A trentasei anni dalla tragica scomparsa di Aldo Moro è sempre attuale  parlare e approfondire le ragioni di quello che è stato senza ombra di dubbio un evento straordinario ed unico nella storia della Repubblica Italiana.

L’occasione per discuterne a Civitavecchia ce l’ha offerta l'incontro “Chi e perché ha ucciso Aldo Moro?” con Gero Grassi,  promotore della commissione bicamerale di inchiesta sul caso Moro e vice capogruppo del Pd alla Camera.

Insieme a Grassi, pugliese come Aldo Moro e grande conoscitore della vicenda del rapimento dello statista ad opera delle Brigate Rosse, abbiamo invitato Guglielmo Epifani, all’epoca dei fatti giovane sindacalista di area socialista.

La grande partecipazione dei miei concittadini, che ringrazio, all’incontro mi ha confermato che la voglia di capire a fondo l’origine e gli intrecci di un fatto che si è trasformato via via in uno dei grandi misteri della nostra storia recente non è affatto tramontata. Un bel segnale di senso civico da parte dei civitavecchiesi, che non hanno mancato di animare il dibattito con domande e interessanti spunti di riflessioni.

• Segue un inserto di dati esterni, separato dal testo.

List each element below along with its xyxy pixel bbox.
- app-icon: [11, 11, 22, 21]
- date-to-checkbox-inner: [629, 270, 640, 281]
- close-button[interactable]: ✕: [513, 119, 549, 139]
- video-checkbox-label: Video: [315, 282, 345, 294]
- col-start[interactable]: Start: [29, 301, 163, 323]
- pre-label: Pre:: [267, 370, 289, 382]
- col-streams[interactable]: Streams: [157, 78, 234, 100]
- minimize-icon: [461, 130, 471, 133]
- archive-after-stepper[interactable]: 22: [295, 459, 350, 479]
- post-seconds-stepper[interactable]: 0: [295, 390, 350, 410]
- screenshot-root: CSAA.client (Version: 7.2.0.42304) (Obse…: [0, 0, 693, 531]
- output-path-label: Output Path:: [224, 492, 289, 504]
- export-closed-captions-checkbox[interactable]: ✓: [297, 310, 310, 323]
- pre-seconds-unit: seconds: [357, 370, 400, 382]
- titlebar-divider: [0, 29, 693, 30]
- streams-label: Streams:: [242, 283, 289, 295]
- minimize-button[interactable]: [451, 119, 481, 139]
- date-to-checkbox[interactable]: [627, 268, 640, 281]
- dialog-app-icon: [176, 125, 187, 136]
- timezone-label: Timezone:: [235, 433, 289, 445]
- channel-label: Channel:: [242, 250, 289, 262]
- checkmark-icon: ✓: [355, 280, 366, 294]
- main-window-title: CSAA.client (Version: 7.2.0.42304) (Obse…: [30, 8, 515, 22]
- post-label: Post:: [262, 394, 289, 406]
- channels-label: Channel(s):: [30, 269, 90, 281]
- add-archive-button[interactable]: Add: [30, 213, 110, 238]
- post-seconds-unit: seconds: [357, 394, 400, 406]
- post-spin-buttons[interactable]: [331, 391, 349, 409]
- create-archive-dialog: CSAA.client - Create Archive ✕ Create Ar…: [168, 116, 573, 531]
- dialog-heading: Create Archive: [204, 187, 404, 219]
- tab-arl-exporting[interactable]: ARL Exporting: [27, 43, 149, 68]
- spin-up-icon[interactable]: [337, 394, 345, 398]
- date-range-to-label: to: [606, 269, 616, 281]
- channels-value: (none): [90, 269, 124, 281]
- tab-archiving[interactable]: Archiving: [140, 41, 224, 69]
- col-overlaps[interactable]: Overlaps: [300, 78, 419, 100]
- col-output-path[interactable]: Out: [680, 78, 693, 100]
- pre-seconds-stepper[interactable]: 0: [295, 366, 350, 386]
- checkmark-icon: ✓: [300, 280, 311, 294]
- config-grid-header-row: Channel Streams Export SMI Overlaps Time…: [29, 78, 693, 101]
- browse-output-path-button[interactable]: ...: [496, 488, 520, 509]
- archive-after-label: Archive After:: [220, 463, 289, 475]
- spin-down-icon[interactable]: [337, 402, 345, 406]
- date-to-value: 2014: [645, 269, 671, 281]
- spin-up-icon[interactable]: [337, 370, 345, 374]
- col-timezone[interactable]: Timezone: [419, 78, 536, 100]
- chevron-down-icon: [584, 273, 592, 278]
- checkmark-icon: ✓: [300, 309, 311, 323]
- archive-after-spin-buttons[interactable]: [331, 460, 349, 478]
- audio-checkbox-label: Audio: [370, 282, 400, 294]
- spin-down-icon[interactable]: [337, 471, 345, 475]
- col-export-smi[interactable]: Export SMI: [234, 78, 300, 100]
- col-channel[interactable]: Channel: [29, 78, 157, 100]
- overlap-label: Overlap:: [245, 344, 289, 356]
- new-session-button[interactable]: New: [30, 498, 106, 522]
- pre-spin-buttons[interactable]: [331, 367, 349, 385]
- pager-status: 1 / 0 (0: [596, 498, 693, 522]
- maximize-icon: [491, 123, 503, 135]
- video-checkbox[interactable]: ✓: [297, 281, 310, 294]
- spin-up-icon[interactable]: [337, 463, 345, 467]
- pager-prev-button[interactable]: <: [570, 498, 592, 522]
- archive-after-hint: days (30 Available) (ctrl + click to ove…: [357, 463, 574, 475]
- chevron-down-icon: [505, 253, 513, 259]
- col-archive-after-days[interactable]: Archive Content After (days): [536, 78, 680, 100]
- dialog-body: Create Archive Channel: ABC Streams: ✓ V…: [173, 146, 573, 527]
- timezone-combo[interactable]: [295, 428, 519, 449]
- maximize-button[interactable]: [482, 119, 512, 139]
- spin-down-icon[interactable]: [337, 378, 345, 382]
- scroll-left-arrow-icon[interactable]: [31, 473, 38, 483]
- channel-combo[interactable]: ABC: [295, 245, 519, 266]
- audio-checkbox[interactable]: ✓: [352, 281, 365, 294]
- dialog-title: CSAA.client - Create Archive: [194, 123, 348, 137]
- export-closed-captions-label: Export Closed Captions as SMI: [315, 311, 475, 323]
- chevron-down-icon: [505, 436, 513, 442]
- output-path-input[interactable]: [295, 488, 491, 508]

“La verità in una vicenda così complicata, come il caso Moro, non viene a galla immediatamente. Gli anni aiutano a scoprire elementi di grande novità”, ha spiegato Gero Grassi. “Che cosa va chiarito ancora? Vanno chiariti soprattutto gli ultimi cinque giorni del rapimento di Aldo Moro, che rappresentano il periodo caratterizzato dalla maggiore nebulosità.  Secondo il vice capogruppo Pd alla Camera, “va chiarito meglio anche un altro punto: le Brigate Rosse erano solo Brigate Rosse? La risposta per Grassi è negativa. “Infatti le Brigate Rosse sono state aiutate direttamente e indirettamente dai servizi segreti italiani deviati, che facevano riferimento alla P2, e dai servizi segreti stranieri, come KGB e Mossad, che avevano necessità contrapposte”.  

Quindi c'è ancora molto da chiarire e chi è attento al caso Moro, si rende conto che la verità completa non è emersa.